JIT learning — pull when stuck

  • sentence-transformers docs — embeddings and cross-encoder rerankers from one library; the semantic-search example is your baseline.
  • Qdrant documentation — a vector DB with painless local mode and good hybrid-search docs (any of Qdrant/pgvector/Chroma is fine; pick one and move).
  • Anthropic — Contextual retrieval — a strong, concrete write-up on why naive chunking loses context and what fixes cost/buy; includes real benchmark deltas (~25 min).
  • Ragas docs — steal metric definitions (faithfulness, context precision/recall) even if you implement scoring with your own template.
  • Eugene Yan — Patterns for building LLM systems — the retrieval and eval sections synthesize the research honestly (~30 min for those sections).

Key ideas

  • RAG = search engine + writer; the writer takes the blame for the search engine's misses.
  • Evaluate retrieval separately from generation; diagnose retrieval first, always.
  • Embeddings compress meaning and lose exact strings; BM25 keeps strings and loses meaning.
  • Hybrid wins because the blind spots are complementary, not because it's fancy.
  • Rerankers read query+candidate together — too slow for the corpus, cheap for the shortlist.
  • Chunks forget their parent document; context must be put back deliberately.
  • Techniques validated on other corpora owe you nothing — measure on yours.

Check yourself

  • Hit-rate@5 is 0.9 but answers are wrong.

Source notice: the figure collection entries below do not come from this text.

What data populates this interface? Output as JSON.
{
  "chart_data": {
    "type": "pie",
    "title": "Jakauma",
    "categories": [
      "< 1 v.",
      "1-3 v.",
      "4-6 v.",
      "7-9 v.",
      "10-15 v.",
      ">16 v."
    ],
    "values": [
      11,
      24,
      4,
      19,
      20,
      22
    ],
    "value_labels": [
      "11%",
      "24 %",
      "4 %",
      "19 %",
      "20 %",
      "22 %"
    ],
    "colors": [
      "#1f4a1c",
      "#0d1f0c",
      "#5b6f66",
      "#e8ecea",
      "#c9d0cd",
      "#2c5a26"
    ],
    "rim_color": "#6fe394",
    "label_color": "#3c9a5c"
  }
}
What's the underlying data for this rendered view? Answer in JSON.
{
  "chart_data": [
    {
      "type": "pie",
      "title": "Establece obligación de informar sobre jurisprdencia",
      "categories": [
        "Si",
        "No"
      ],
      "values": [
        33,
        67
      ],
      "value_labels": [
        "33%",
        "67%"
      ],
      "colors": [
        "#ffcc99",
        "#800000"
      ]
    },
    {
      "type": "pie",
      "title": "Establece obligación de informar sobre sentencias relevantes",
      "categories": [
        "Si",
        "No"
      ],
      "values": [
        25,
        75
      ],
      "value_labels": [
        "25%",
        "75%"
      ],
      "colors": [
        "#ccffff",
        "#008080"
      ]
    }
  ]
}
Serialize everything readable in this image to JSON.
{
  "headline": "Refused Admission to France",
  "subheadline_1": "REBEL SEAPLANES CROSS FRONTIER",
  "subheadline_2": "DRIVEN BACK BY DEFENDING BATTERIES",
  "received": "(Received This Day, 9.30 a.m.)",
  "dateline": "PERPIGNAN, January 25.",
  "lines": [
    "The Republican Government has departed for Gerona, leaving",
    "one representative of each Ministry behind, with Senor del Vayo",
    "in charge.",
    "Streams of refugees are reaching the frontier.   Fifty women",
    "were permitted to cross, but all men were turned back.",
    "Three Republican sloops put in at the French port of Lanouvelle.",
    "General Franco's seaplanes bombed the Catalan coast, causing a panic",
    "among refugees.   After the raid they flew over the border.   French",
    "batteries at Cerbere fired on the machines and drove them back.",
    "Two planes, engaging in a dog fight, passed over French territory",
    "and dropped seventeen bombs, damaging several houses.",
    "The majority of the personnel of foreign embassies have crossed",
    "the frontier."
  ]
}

Where do you look next, and why?
  • Why does a query containing an exact error code embarrass pure vector search?
  • Why can't you just run the cross-encoder over the whole corpus and skip stage one?

Publish

  • The app + repo with the results table and an "anatomy of a failure" section: one query that fails, traced to why (chunking? embedding blind spot? reranker overruled a hit?).
  • Build-log entry with the numbers.

Stretch

  • Add query rewriting (expansion/decomposition) as config #4 — measure it; keep it only if it pays.
  • Swap embedding models (e.g. a small local one vs a hosted one) and show what that alone does to hit-rate — embedding choice is an underrated lever.

Proof

"I've built RAG over a real messy corpus with a 50-question eval set — I can show you hit-rate and MRR moving from baseline through hybrid to reranked, and point to the query level why."